Gubuku – Pernah gak sih lo lagi presentasi hasil desain ke klien atau atasan, terus dengan bangganya lo bilang: “Ini gue pakai font sans-serif dengan kerning yang rapat, ditambah efek drop shadow dan bleed 3mm biar komposisinya bernapas.”
Terus ekspresi klien lo? Langsung blank, dahi berkerut, dan berakhir bilang: “Anu… mas/mbak, pokoknya tolong bikin logonya lebih gede dan warnanya lebih nyala aja deh.”
Ouch! Momen kayak gitu emang sering banget terjadi. Banyak desainer grafis—terutama pemula—yang kejebak sama penggunaan istilah teknis (jargon) biar kelihatan pintar dan profesional. Padahal, kebiasaan ini malah bisa bikin komunikasi tersumbat, revisi makin banyak, dan klien auto-kabur!
Nah, biar alur kerja lo makin mulus dan klien makin nempel, simak alasan kenapa desainer grafis harus menghindari istilah teknis beserta trik mengatasinya di bawah ini!
1. Klien Itu Bayar Solusi Visual, Bukan Latihan Bahasa
Perlu diingat: klien datang ke lo karena mereka butuh bantuan, bukan karena mereka paham soal dunia desain. Bagi mereka, istilah kayak CMYK, Vector, DPI, atau Hierarchy itu ibarat bahasa asing yang gak ada artinya.

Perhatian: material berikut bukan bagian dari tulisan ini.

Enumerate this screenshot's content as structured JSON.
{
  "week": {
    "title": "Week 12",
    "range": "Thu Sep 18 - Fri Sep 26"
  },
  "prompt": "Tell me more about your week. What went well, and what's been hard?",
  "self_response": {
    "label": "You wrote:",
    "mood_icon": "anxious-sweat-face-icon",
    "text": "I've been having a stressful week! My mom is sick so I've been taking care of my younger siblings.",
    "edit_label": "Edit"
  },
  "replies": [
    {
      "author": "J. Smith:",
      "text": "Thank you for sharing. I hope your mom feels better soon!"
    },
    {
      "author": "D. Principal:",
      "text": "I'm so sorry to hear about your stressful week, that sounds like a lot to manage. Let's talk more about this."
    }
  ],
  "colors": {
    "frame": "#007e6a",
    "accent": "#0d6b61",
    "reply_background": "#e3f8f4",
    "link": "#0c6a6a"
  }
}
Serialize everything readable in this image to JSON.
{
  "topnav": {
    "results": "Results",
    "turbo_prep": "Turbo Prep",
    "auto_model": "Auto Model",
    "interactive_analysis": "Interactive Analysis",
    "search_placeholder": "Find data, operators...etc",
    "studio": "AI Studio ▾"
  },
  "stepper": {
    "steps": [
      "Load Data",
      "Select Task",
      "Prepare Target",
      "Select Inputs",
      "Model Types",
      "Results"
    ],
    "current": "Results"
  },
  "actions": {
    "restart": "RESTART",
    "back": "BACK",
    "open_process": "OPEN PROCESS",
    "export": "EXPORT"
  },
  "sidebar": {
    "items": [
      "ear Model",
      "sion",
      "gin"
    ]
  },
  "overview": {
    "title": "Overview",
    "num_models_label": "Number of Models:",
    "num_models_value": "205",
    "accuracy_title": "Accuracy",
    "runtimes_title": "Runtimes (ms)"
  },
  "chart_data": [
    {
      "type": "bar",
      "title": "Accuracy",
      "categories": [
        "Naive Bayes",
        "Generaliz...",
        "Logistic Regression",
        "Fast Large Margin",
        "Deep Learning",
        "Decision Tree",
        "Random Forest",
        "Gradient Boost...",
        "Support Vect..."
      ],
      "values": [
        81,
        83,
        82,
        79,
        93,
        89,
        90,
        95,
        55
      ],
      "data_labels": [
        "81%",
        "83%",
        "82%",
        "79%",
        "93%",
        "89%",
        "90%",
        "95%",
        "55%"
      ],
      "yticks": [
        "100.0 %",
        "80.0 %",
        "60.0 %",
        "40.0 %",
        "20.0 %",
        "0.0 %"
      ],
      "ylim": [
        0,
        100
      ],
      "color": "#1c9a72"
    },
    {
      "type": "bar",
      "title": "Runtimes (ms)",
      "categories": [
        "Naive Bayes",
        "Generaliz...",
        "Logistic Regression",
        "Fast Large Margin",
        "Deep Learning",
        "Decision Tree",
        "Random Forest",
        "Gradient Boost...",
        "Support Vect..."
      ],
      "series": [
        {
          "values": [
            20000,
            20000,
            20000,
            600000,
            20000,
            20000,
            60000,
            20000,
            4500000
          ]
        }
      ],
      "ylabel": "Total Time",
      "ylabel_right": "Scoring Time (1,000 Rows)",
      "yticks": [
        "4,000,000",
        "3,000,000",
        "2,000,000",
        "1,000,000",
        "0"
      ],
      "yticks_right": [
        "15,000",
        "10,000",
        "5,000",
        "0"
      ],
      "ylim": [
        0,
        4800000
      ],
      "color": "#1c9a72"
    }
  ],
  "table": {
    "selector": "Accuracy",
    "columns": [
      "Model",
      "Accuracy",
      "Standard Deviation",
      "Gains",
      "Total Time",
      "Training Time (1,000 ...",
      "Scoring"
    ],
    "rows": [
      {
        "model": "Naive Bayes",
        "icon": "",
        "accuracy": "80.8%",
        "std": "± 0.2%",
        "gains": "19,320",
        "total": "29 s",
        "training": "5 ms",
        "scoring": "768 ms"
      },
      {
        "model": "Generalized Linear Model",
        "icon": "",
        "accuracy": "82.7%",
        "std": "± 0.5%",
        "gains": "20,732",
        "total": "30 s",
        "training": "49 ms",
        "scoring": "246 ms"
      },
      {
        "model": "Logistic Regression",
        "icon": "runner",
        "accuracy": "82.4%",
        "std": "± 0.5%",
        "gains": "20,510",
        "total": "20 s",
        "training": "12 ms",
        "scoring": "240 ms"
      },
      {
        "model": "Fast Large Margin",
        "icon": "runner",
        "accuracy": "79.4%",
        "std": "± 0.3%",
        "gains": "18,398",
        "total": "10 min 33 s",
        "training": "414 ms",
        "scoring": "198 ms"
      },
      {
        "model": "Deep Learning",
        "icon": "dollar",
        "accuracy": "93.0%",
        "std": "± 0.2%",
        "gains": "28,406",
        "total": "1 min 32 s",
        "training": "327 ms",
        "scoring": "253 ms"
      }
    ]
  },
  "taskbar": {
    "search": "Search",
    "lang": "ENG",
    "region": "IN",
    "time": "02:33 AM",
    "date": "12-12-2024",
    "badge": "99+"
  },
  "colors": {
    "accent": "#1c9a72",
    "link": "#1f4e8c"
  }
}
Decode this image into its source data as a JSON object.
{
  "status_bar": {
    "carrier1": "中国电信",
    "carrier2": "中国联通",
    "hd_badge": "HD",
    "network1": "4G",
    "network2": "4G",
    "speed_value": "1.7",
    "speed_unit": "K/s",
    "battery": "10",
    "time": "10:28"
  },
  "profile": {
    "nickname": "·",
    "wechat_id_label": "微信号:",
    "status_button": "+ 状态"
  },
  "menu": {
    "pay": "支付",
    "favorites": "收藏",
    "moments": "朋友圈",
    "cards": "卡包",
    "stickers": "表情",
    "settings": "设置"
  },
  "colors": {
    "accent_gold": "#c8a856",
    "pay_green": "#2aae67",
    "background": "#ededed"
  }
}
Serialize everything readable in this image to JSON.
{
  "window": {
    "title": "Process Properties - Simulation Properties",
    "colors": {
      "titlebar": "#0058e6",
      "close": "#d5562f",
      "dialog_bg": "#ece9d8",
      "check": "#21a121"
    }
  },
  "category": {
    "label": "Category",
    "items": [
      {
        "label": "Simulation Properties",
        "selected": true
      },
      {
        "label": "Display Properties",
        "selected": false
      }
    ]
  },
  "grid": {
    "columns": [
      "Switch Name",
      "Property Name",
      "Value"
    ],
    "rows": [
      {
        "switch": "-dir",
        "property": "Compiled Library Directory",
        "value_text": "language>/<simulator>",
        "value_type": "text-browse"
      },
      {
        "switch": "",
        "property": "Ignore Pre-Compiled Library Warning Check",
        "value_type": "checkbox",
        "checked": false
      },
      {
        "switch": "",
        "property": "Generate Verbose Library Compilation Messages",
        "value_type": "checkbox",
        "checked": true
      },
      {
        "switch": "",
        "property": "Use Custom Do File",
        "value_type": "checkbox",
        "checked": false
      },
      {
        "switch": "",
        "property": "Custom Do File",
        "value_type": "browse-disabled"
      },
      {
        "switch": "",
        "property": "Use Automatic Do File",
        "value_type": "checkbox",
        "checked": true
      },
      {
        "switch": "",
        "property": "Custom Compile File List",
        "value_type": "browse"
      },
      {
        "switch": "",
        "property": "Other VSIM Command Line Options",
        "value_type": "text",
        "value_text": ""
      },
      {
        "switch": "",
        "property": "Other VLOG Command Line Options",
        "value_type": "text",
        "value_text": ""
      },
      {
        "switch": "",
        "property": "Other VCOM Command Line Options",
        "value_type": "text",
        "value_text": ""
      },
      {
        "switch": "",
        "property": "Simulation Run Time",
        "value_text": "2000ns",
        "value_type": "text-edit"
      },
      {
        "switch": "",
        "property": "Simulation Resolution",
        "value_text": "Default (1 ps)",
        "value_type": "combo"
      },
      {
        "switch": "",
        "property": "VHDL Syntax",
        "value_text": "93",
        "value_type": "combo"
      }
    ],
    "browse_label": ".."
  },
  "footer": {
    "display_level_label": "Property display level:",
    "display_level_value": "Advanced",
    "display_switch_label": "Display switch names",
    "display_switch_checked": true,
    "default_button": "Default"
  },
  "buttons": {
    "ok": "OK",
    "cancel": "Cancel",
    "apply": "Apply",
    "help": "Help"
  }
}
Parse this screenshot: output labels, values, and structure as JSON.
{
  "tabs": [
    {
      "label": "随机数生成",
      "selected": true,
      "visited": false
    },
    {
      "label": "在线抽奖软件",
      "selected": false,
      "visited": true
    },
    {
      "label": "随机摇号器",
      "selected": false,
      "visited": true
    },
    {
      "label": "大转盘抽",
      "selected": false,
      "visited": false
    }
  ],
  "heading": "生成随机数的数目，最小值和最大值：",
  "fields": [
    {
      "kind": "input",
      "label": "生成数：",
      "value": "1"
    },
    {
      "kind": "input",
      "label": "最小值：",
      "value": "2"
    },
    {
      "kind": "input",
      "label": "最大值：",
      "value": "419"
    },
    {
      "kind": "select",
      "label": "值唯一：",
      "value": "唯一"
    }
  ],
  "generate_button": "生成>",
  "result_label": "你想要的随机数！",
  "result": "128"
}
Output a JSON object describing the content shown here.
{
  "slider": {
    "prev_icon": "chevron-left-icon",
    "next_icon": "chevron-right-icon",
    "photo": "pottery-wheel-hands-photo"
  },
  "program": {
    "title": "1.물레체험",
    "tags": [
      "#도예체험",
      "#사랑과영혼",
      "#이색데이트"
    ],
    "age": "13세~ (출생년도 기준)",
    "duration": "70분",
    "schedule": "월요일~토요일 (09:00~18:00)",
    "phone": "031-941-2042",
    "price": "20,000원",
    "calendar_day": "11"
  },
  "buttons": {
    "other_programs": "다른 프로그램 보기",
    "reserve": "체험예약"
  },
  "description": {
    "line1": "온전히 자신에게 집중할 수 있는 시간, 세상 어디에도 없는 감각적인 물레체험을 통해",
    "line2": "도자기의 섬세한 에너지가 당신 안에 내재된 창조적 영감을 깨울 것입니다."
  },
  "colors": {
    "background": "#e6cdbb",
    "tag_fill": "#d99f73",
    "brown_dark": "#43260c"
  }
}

Kalau lo terus-terusan pakai istilah dewa, klien bakal merasa minder atau malah frustrasi. Tugas lo sebagai desainer adalah jadi penerjemah: mengubah masalah bisnis mereka yang rumit menjadi tampilan visual yang gampang dipahami.
2. Istilah Teknis Bikin Miskomunikasi & Revisi Tanpa Akhir
Coba bayangin skenario ini:
-
Lo bilang: “Gue kasih banyak negative space ya biar desainnya minimalis.”
-
Yang ditangkap klien: “Loh, kok desainnya sepi banget? Ini sepi berarti belum selesai kerjanya ya?”
Akhirnya? Klien minta ditambahin elemen ini-itu sampai desain lo berantakan. Miskomunikasi kayak gini terjadi cuma gara-gara perbedaan bahasa! Kalau dari awal lo jelasin fungsi negative space pakai bahasa awam, klien pasti bakal ngerti dan ngerasa desain lo smart.
3. Kamus “Bahasa Manusia” buat Desainer Grafis
Biar lo gak kebingungan pas ngobrol sama klien, coba tukar istilah-istilah teknis ini jadi bahasa yang lebih relatable:
| Istilah Teknis Desain ❌ | Bahasa Awam yang Mudah Dipahami ✅ |
| Kerning / Tracking | Jarak atau kerapatan antar huruf |
| Negative Space / White Space | Area kosong biar desain kelihatan lega & gak pusing |
| CMYK vs RGB | Format warna khusus cetak (CMYK) vs layar HP/laptop (RGB) |
| Typography Hierarchy | Urutan baca biar penonton tahu mana judul & isi utama |
| Vector / Raster | Gambar yang gak bakal pecah kalau dibesarkan (Vektor) |
| Bleed Area | Batas aman pemotongan kertas pas dicetak |
4. Trik Komunikasi Biar Klien Auto-Setuju (Tanpa Jargon)
Biar sesi presentation atau pitching lo makin lancar, coba terapkan 3 langkah simpel ini:
-
Fokus pada Hasil & Dampak (Benefit): Daripada bilang “Gue pakai palet warna komplementer”, mending bilang “Kombinasi warna ini bikin produk lo makin menonjol di media sosial dibanding kompetitor.”
-
Gunakan Analogi Sehari-hari: Susah jelasin konsep grid system? Bilang aja: “Ini ibarat fondasi rumah, biar tata letak teks dan gambarnya sejajar dan enak dilihat.”
-
Tunjukkan, Jangan Cuma Diomongin (Show, Don’t Tell): Kalau mau jelasin beda kertas Matte dan Glossy, mending langsung kasih contoh fisiknya atau visualisasinya daripada lo jelasin teori refleksinya.